Reflective Tuesday: Healing from Childhood Wounds on the Holidays

Spirituality, not Religion

Throughout my entire life, I didn’t feel connected to any religion or practice. I was raised in a Muslim family and attended an Arabic curriculum school with intensive Islamic classes. This meant I was greatly exposed to an extremist version of Islam. But, because my parents weren’t religious – they practiced on and off – I was also praying on and off while growing up.

These days, I find that meditation and doing the inner work (whether on my own or by attending wellness retreats) makes me feel centered, grounded and calm like no other religious practice or prayer. I don’t judge anyone who practices any kind of religion, and I expect others to respect my views and choosing spirituality over religion.

The Holiday Season: Healing from Childhood Wounds

I’m a survivor of narcissistic abuse and other negative childhood experiences. As I don’t follow any specific religion or practice, the holiday celebrations (whether Islamic or Christian) don’t apply to my schedule or days at all. It may seem like everyone else is having an amazing, loving time with their families and friends. However, I understand that my life situation is different. This doesn’t make me feel inferior or unworthy of love and connection.

What might look like a lack or downside, can actually be a huge advantage and blessing. As someone who’s on a highly rewarding and exciting healing journey, I get to spend the holiday season focusing on my growth, evolution and recovery. I don’t compare myself or my life with anyone because each individual’s path is unique and original.

How to Spend the Holidays when Healing from Childhood Wounds 

  1. Practice gratitude and count your blessings such as the gift of life and good health.
  2. Acknowledge how far you’ve reached in your healing journey; be proud of your progress.
  3. Focus on self-love, self-compassion and self-understanding.
  4. Take time off for self-care, meditation or simply going for a mindful walk.
  5. Create space in your home for new things by decluttering and getting rid of unnecessary items.
  6. Initiate the ending of relationships that no longer serve you and make you feel seen and valued.

Reflection

I was raised in a dysfunctional family, so we didn’t properly celebrate any Muslim holiday. Despite this, I completely accepted my life situation at that time and fully embrace it. I don’t live with my family anymore. Now, I don’t seek validation from others to feel worthy or loved. I also don’t look for friends to celebrate any festive holiday with.
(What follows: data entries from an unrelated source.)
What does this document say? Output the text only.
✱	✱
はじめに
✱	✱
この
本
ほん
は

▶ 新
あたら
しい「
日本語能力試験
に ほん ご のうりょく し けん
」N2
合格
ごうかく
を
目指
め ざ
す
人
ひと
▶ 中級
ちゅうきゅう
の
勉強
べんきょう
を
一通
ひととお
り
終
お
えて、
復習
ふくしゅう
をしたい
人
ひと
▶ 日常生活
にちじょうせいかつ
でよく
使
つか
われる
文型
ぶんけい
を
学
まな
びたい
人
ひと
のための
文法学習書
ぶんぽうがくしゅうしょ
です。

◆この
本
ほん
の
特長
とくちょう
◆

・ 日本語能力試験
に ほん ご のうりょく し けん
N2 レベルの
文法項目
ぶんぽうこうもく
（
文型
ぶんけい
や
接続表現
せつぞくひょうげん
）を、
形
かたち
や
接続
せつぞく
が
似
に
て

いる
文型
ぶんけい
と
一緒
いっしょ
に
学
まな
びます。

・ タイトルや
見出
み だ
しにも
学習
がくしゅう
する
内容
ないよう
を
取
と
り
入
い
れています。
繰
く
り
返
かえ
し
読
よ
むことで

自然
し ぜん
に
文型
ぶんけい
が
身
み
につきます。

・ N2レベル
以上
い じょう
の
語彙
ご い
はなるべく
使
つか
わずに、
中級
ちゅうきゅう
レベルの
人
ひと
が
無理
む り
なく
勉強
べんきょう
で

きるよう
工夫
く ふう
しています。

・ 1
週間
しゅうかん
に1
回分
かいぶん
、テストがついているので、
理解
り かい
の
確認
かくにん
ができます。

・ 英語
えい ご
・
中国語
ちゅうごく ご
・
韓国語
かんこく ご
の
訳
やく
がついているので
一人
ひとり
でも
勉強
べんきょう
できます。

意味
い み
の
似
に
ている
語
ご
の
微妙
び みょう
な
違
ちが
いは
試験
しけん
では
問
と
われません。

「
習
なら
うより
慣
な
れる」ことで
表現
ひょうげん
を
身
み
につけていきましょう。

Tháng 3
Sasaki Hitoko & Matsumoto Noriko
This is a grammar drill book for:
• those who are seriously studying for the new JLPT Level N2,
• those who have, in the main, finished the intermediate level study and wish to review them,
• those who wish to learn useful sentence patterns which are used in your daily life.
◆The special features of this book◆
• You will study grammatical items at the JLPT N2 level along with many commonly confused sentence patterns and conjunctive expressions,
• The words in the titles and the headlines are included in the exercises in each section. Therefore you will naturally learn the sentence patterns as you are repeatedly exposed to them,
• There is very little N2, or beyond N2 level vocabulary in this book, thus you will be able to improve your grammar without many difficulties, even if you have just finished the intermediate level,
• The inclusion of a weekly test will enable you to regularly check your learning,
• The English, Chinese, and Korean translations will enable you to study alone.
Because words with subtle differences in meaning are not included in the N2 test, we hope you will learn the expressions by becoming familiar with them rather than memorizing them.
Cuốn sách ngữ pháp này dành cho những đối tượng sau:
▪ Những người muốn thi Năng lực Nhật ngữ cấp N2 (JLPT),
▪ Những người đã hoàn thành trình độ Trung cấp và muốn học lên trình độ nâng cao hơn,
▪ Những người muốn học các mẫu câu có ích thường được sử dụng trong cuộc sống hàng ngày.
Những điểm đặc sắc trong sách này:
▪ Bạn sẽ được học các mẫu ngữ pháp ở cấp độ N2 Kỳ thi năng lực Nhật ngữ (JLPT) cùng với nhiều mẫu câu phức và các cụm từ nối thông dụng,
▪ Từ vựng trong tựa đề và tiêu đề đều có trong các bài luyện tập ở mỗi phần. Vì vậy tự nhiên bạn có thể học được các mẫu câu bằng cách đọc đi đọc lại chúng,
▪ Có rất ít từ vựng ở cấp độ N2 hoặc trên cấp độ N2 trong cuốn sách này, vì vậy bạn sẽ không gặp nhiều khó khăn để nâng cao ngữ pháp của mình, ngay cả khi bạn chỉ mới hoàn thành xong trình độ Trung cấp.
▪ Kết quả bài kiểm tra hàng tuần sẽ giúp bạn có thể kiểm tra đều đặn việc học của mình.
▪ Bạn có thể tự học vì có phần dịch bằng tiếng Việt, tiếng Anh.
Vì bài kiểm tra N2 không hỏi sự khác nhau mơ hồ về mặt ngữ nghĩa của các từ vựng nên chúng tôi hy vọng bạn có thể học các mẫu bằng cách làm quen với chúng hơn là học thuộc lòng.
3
We must embrace our current reality with all of its pros and cons. Learning to acknowledge our life situations and trust the process is always in our best interest. So, instead of wanting things to be different, focus on what you can gain. Consider how you can grow from this reality. Healing from childhood wounds takes time. However, consider this time as a valuable opportunity for personal development and spiritual growth.

And always remember, the Universe is by your side and guiding you every step of the way.